One reason for the poor local performance relates to the public clamor for smaller bureaucracies. Too many folks think that doing away with as much government as possible is the path to nirvana. So local leaders have laid off employees, eliminated services and cut money and manpower for snow removal. That pleased folks while the sun was shining, but once the snow fell, these same constituents expected immediate government JTC response as though there had never been any downsizing.

Emergencies sometimes give people a chance to reassess. Take a letter to the editor last week from Walter Boyd, a conservative Republican who has been known to castigate big-spending, tax-happy governments when running for political office. Mr. Boyd was so enraged by the snow stoppage that he suggested a 5-cent surcharge on the gas tax as an equitable way to raise enough money to give governments all the equipment and manpower they need to keep roads open and clear.

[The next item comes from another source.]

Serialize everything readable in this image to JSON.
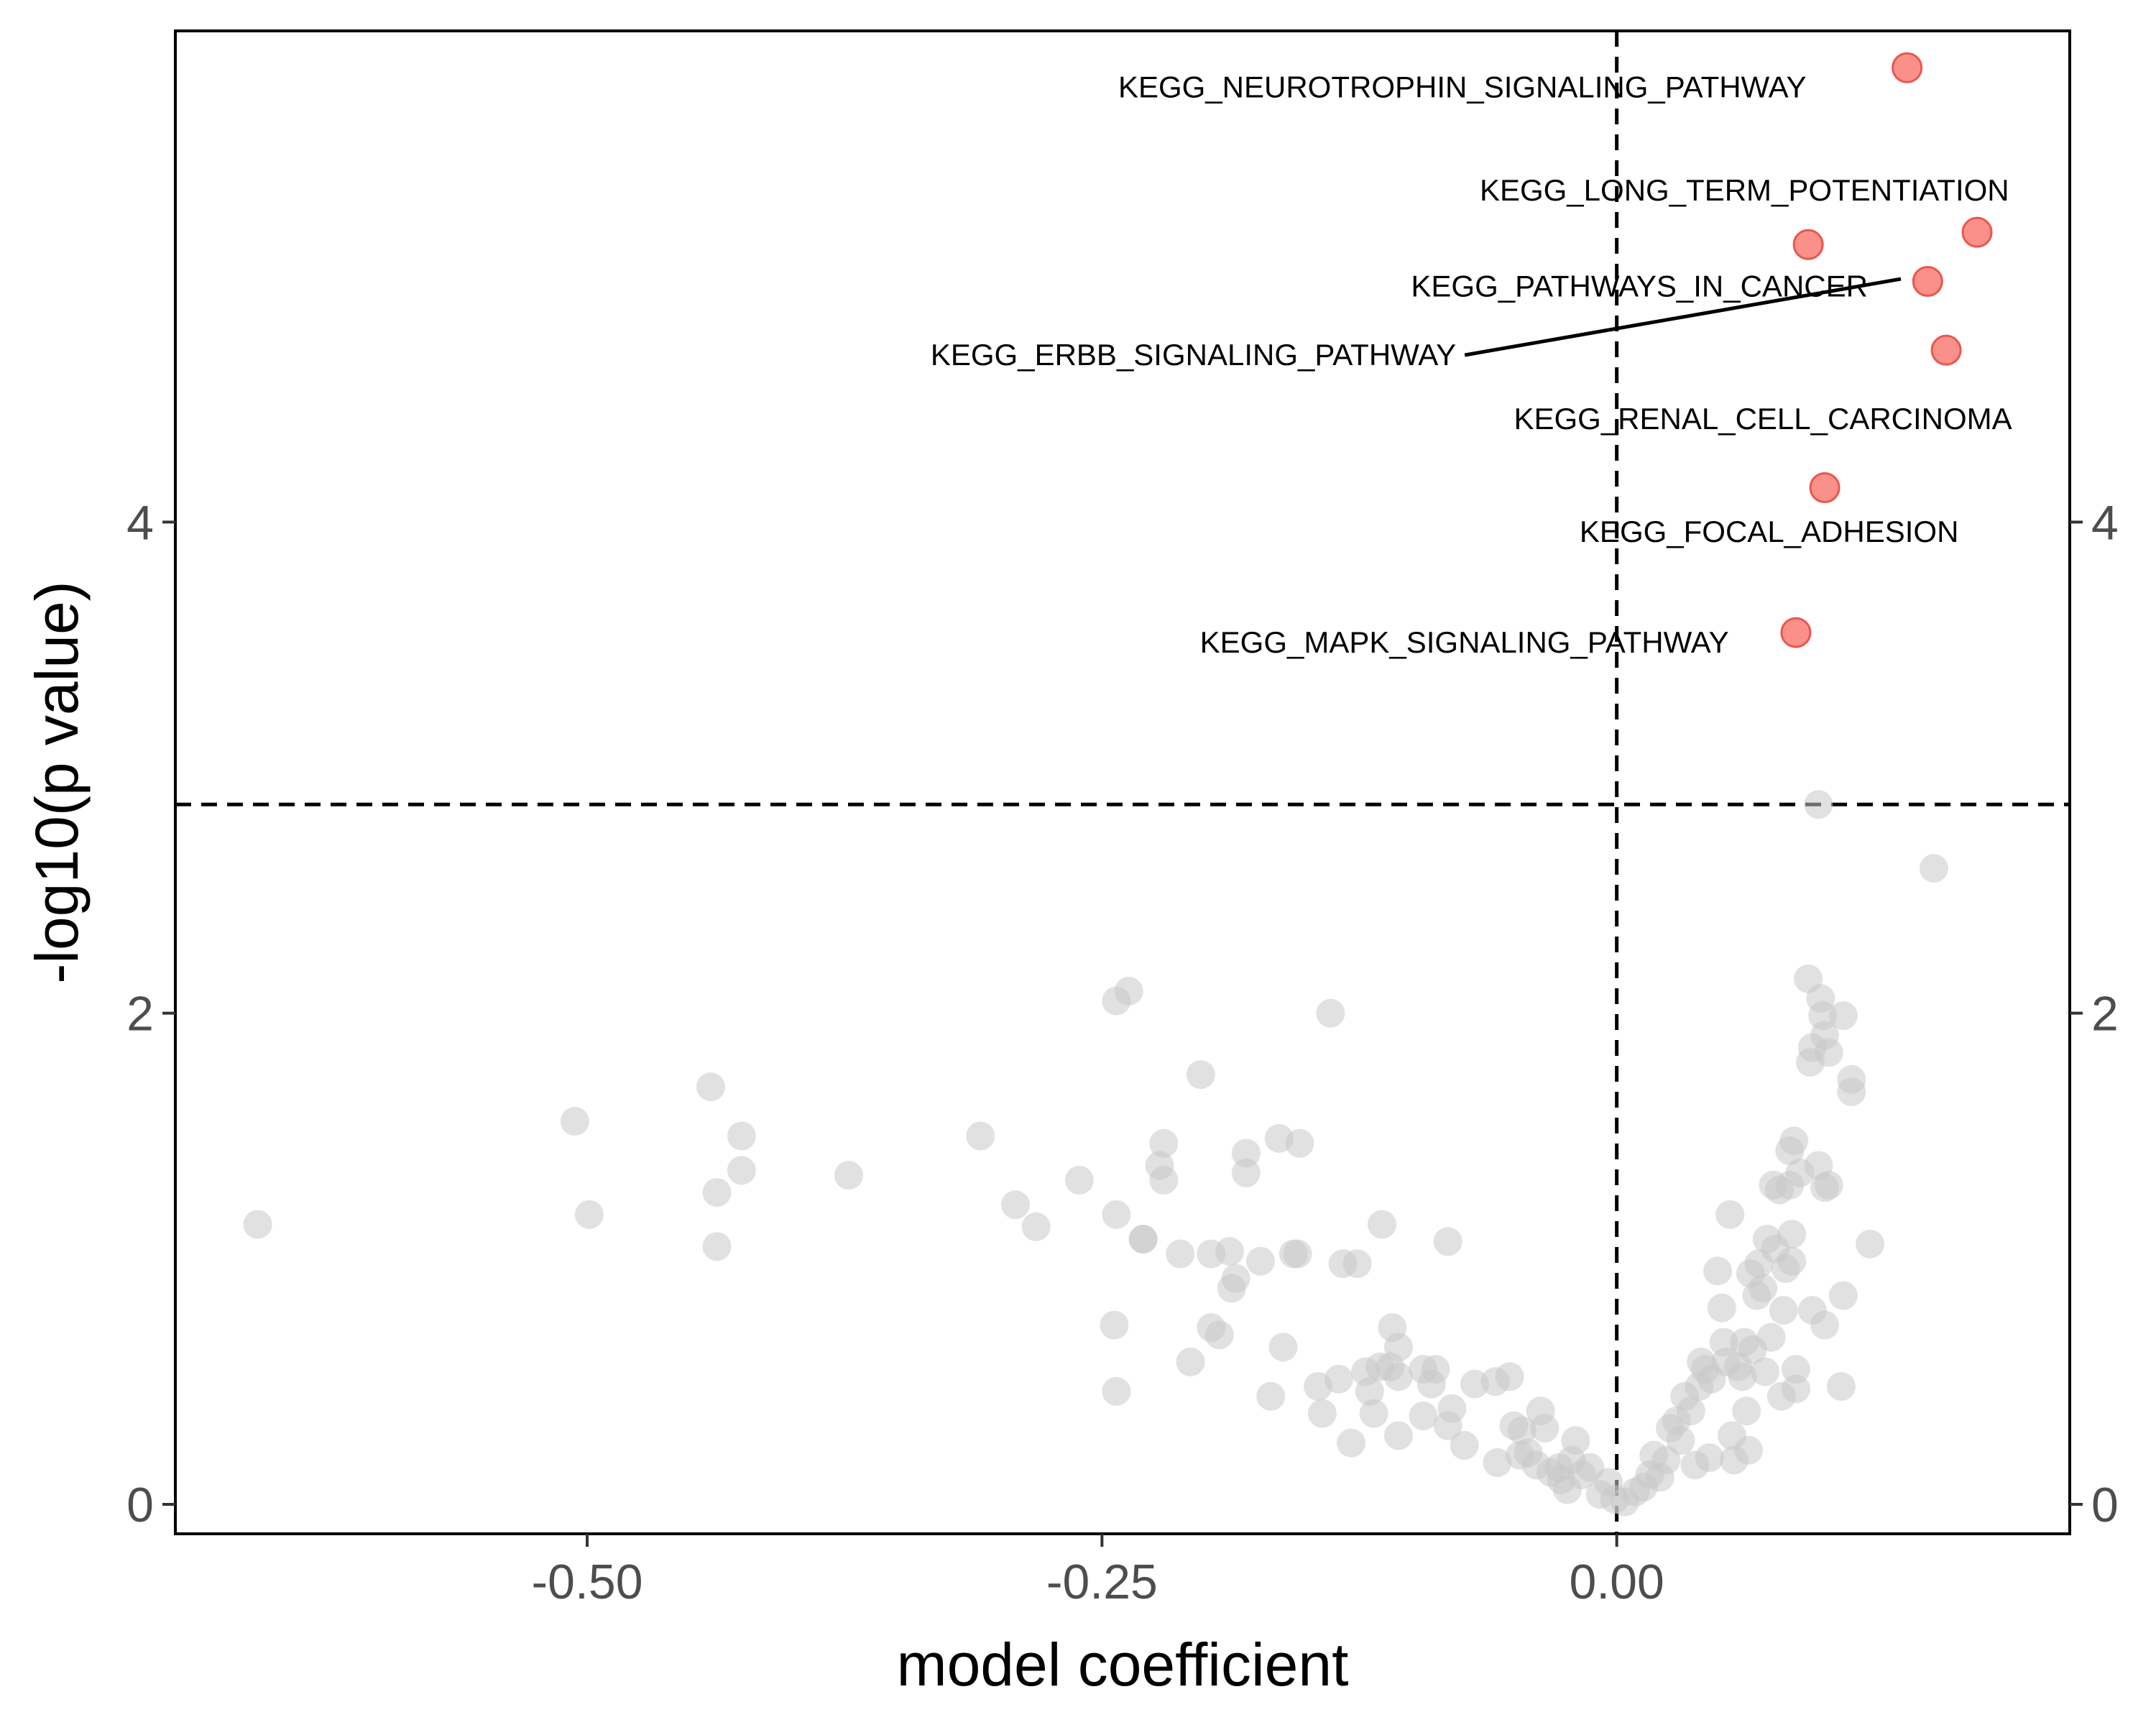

For once, Mr. Boyd and I agree. The city and counties should set up a dedicated Snow Fund. His idea is to raise the gas tax; I prefer the property tax. I would impose a 10-cent surcharge on the property-tax rate this summer for the Snow Fund. This would raise $10 million in some counties.

Then governments could buy lots of new snow-clearing equipment. They would have the money to sign up private contractors to clear specific neighborhoods whenever snowfall exceeds a certain level. Local governments could also work with neighborhood associations and apartment owners on cost-sharing plans so special needs are met promptly.

Each year, local government would replenish the Snow Fund through a new surcharge. After a mild winter, that might mean only a penny or so in higher property taxes. But the money would always be there to get roads fully open and there would be enough manpower to attack all those side streets and sidewalks.

Would people support this surtax? Right now they would. On a $200,000 house, the fee would amount to $80 in the first year, as little as $8 or $16 in a good year. Heck, community association dues are higher than that. So are the special taxes some communities impose on themselves.

Government has a responsibility to keep the local economy humming. In a region that is heavily dependent on car travel, that means attacking roadways -- all roads -- during snowfalls with military precision. Like the military, government shouldn't worry about the cost: just get the job done.

We can't afford another shutdown because our leaders weren't prepared. Those ''hundred-year storms'' can happen any time.

Barry Rascovar is deputy editorial-page editor of The Sun.